The regulations are different for religious workers proceeding abroad to perform religious duties. Religious workers may apply before or after departure, or after return to the United States. They are not required to have lived in the United States for a specific period of time prior to filing Form N-470.

Filing a Form N-470 does not relieve a permanent resident from obtaining a reentry permit, in advance of trips outside the United States for a year or more, nor does it relieve the applicant from the naturalization law's physical presence requirement.

An applicant qualifying for the residency preservation may extend the benefit to his or her spouse and dependent children who are all members of the same household and have lived with the principal applicant while abroad.

Another exception to the residency requirement is made for alien members of the U.S. armed forces. A permanent resident employee of the U.S. government abroad who has filed a Form N-470 is considered physically present in the United States during such employment abroad. He or she does not need to obtain a reentry permit.

NOTE: As a naturalization applicant, you may be eligible for expeditious processing if your U.S. citizen spouse is employed outside the United States as a missionary, or by a U.S. corporation or as a member of the U.S. military.

Generally, applicants for naturalization must reside in the United States for five years (three years if qualifying under the citizen-spouse exemption) immediately preceding the date of filing an application for naturalization. Additionally, naturalization applicants are required to have been physically present in the United States for at least 30 months of those five years (18 months if eligible under the citizen-spouse exemption).

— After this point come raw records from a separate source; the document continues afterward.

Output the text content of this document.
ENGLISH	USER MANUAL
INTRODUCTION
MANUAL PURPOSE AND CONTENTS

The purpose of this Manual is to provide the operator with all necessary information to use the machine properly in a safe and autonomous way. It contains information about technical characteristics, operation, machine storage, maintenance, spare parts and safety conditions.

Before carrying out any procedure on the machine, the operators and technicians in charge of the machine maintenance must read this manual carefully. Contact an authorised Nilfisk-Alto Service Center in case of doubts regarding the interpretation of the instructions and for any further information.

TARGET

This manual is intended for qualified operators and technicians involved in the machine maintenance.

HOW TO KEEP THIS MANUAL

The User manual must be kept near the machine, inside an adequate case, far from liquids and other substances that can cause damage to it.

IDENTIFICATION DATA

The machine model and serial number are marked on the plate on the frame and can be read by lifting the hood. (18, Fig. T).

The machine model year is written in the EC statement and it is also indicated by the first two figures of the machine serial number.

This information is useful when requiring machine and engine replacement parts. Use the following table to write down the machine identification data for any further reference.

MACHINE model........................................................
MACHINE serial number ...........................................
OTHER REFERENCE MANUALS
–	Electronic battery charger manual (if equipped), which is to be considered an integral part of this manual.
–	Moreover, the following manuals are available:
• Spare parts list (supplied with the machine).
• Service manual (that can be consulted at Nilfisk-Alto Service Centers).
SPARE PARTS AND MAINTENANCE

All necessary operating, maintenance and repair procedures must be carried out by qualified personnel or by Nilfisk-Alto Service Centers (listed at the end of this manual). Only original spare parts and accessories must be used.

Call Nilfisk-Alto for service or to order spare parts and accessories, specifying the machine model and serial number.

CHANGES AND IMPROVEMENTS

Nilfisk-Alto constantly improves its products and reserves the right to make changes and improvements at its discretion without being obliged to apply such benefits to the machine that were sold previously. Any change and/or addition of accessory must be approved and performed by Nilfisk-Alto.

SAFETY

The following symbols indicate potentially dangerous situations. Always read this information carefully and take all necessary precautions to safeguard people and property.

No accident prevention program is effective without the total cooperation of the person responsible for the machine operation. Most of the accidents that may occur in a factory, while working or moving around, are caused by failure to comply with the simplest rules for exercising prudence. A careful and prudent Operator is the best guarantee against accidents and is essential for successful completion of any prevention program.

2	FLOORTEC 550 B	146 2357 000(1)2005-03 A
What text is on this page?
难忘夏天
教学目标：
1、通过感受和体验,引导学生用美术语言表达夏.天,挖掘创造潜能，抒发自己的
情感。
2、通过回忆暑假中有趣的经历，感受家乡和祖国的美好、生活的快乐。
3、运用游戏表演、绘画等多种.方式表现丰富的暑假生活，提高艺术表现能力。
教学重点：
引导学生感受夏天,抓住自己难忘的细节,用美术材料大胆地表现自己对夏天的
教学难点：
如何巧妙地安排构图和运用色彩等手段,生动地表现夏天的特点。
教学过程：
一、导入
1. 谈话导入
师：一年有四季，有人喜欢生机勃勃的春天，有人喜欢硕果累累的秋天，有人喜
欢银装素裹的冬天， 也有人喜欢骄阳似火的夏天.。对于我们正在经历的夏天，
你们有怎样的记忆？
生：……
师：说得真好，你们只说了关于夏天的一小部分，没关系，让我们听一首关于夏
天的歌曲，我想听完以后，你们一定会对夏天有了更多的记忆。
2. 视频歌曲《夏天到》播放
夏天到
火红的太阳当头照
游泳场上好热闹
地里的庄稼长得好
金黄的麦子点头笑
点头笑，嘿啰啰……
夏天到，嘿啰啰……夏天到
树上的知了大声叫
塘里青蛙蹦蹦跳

Permanent residents who remain outside the United States for more than one uninterrupted year will disrupt the naturalization residence requirement, unless they are the beneficiaries of an approved Form N-470.

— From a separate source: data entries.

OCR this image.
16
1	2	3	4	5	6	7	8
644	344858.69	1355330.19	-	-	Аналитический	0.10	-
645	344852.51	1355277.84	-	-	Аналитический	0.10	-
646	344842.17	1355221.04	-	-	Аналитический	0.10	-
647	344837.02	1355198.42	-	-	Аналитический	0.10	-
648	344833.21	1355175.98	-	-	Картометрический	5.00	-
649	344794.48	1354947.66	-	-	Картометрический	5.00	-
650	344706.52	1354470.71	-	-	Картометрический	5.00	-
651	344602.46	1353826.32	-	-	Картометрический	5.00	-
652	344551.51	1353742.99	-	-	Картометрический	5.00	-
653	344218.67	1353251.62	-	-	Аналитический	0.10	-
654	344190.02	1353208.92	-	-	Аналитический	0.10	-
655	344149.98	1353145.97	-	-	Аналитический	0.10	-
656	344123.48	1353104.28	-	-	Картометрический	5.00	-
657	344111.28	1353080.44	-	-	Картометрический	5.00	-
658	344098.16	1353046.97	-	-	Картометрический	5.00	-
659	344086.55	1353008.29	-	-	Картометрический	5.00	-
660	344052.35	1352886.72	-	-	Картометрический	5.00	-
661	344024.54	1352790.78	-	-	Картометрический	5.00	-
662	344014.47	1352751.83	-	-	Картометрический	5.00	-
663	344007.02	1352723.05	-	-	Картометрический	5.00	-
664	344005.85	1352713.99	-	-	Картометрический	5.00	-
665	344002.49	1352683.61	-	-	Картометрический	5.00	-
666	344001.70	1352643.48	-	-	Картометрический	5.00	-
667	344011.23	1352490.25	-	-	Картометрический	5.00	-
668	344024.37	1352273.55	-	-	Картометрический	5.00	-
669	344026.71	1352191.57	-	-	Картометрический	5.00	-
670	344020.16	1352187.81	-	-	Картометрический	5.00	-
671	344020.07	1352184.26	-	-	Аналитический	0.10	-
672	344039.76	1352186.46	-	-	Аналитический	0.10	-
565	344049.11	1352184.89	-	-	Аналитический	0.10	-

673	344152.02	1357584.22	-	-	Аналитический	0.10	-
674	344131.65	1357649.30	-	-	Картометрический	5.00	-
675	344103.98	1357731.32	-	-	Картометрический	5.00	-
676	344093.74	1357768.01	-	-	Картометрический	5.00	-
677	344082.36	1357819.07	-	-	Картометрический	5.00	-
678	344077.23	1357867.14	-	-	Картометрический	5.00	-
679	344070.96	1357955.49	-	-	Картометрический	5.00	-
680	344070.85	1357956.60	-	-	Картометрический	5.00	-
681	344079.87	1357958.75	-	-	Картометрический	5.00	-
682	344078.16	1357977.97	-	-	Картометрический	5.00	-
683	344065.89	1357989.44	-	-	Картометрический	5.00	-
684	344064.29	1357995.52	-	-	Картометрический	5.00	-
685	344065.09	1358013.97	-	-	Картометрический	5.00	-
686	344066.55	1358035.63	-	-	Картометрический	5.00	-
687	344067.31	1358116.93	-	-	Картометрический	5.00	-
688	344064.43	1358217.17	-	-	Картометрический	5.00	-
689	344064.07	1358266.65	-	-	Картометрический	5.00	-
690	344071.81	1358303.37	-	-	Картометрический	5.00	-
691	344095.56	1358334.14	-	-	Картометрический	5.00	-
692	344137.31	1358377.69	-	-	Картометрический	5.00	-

You should use Form N-470 if you are a lawful permanent resident (permanent resident) who will be absent from the United States for more than one year due to qualifying employment and you want to preserve your residence for naturalization purposes.

Please note that in most cases you must have been physically present and residing in the United States for an uninterrupted period, without any absences whatsoever, for at least one year after your admission as a lawful permanent resident before you can file a Form N-470.

In addition, you must submit the Form N-470 to USCIS before you have been absent from the United States for a continuous period of one year. However, if your absence from the United States is, was or will be solely as a clergyman or clergy woman, missionary, brother, nun or sister of a religious denomination or interdenominational mission organization having a bona fide organization within the United States, you may file this application before or after an absence of one year or more.

Note that your absence from the United States is:
  1. On behalf of the U. S. Government.
  2. For the purpose of carrying on scientific research on behalf of an American institution of research.
  3. For the purpose of engaging in the development of foreign trade and commerce of the United States on behalf of an American firm or corporation or a subsidiary thereof.
  4. Necessary to the protection of property rights outside the United States of an American firm or corporation engaged in the development of foreign trade and commerce of the United States.
  5. On behalf of a public international organization of which the United States is a member.
  6. Soley because of your capacity as a clergyman or clergywoman, missionary, brother, nun or sister of a denomination or mission, having a bona fide organization in the United States.
You may include in your application a qualifying spouse and dependent unmarried children, sons and daughters. These family members must be permanent residents and are or will be residing outside of the United States as members of your household.

NOTE: Your employment cannot have started until after your admission as a permanent resident.